Protection et promotion des albinos
Dans le but de réconcilier tous les Centrafricains et de promouvoir le droit des minorités à la suite des guerres fratricides qui ont déchiré le pays depuis 1996, le dialogue national organisé à Bangui en 2003 a recommandé des mesures pour protéger les albinos et favoriser leur promotion. Ces assises prévoyaient, entre autres, l'adoption d’une loi pour leur protection et leur promotion, la lutte contre la discrimination à leur égard, notamment dans les établissements scolaires et universitaires. Il s’agissait entre autres de mettre ces élèves au premier rang dans les classes pour qu'ils voient mieux. L'Anaca, le Bonuca et le ministère des Affaires sociales ont ainsi validé en 2004 l’avant-projet de l’ordonnance relative à "la protection et la promotion des albinos en Centrafrique". Mais, ce texte n'a toujours pas été voté par l’Assemblée nationale...

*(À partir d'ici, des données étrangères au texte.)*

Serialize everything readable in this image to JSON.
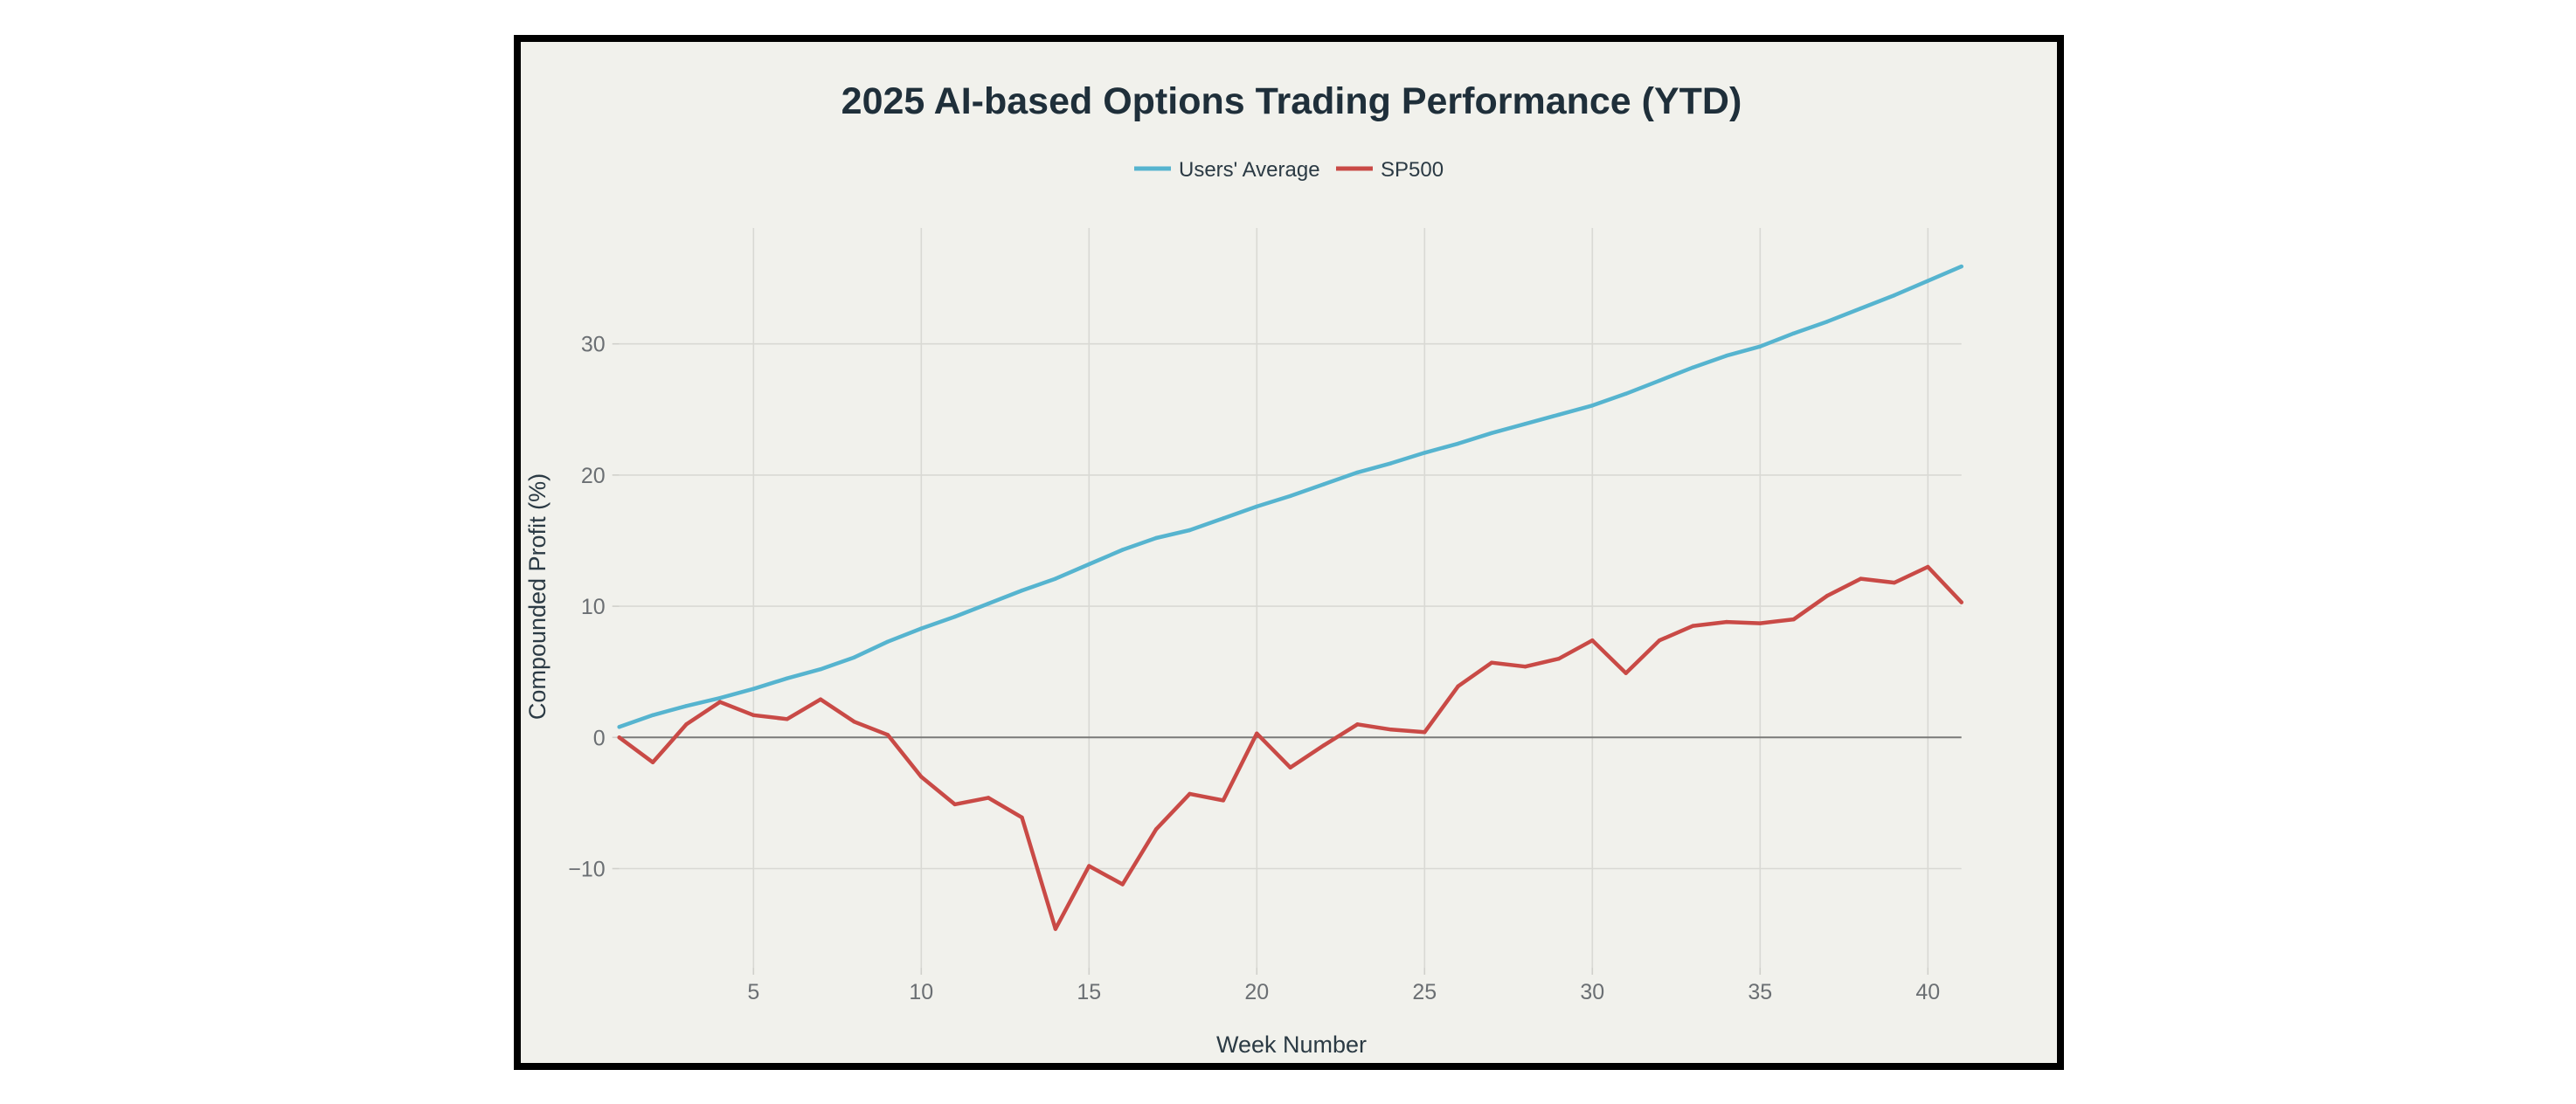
{
  "chart_data": {
    "type": "line",
    "title": "2025 AI-based Options Trading Performance (YTD)",
    "xlabel": "Week Number",
    "ylabel": "Compounded Profit (%)",
    "xlim": [
      1,
      41
    ],
    "ylim": [
      -17.5,
      38.5
    ],
    "x_ticks": [
      5,
      10,
      15,
      20,
      25,
      30,
      35,
      40
    ],
    "x_tick_labels": [
      "5",
      "10",
      "15",
      "20",
      "25",
      "30",
      "35",
      "40"
    ],
    "y_ticks": [
      30,
      20,
      10,
      0,
      -10
    ],
    "y_tick_labels": [
      "30",
      "20",
      "10",
      "0",
      "−10"
    ],
    "grid": true,
    "legend_position": "top-center",
    "background": "#f1f1ec",
    "x": [
      1,
      2,
      3,
      4,
      5,
      6,
      7,
      8,
      9,
      10,
      11,
      12,
      13,
      14,
      15,
      16,
      17,
      18,
      19,
      20,
      21,
      22,
      23,
      24,
      25,
      26,
      27,
      28,
      29,
      30,
      31,
      32,
      33,
      34,
      35,
      36,
      37,
      38,
      39,
      40,
      41
    ],
    "series": [
      {
        "name": "Users' Average",
        "color": "#56b4cf",
        "values": [
          0.8,
          1.7,
          2.4,
          3.0,
          3.7,
          4.5,
          5.2,
          6.1,
          7.3,
          8.3,
          9.2,
          10.2,
          11.2,
          12.1,
          13.2,
          14.3,
          15.2,
          15.8,
          16.7,
          17.6,
          18.4,
          19.3,
          20.2,
          20.9,
          21.7,
          22.4,
          23.2,
          23.9,
          24.6,
          25.3,
          26.2,
          27.2,
          28.2,
          29.1,
          29.8,
          30.8,
          31.7,
          32.7,
          33.7,
          34.8,
          35.9
        ]
      },
      {
        "name": "SP500",
        "color": "#c94a46",
        "values": [
          0.0,
          -1.9,
          1.0,
          2.7,
          1.7,
          1.4,
          2.9,
          1.2,
          0.2,
          -3.0,
          -5.1,
          -4.6,
          -6.1,
          -14.6,
          -9.8,
          -11.2,
          -7.0,
          -4.3,
          -4.8,
          0.3,
          -2.3,
          -0.6,
          1.0,
          0.6,
          0.4,
          3.9,
          5.7,
          5.4,
          6.0,
          7.4,
          4.9,
          7.4,
          8.5,
          8.8,
          8.7,
          9.0,
          10.8,
          12.1,
          11.8,
          13.0,
          10.3
        ]
      }
    ]
  }
}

Un peu partout en Afrique, les albinos ont donc pris eux-mêmes en main la défense de leurs intérêts. Au Cameroun, au Burkina Faso, au Sénégal, au Togo, des associations comme l’Anaca mènent des actions similaires pour la reconnaissance de leurs droits. L'Association mondiale pour la défense des intérêts et la solidarité des albinos (Asmodisa), qui a son siège au Cameroun, a organisé en août dernier à Yaoundé un congrès international auquel ont participé des délégations de Centrafrique, du Burundi, du Sénégal et de France.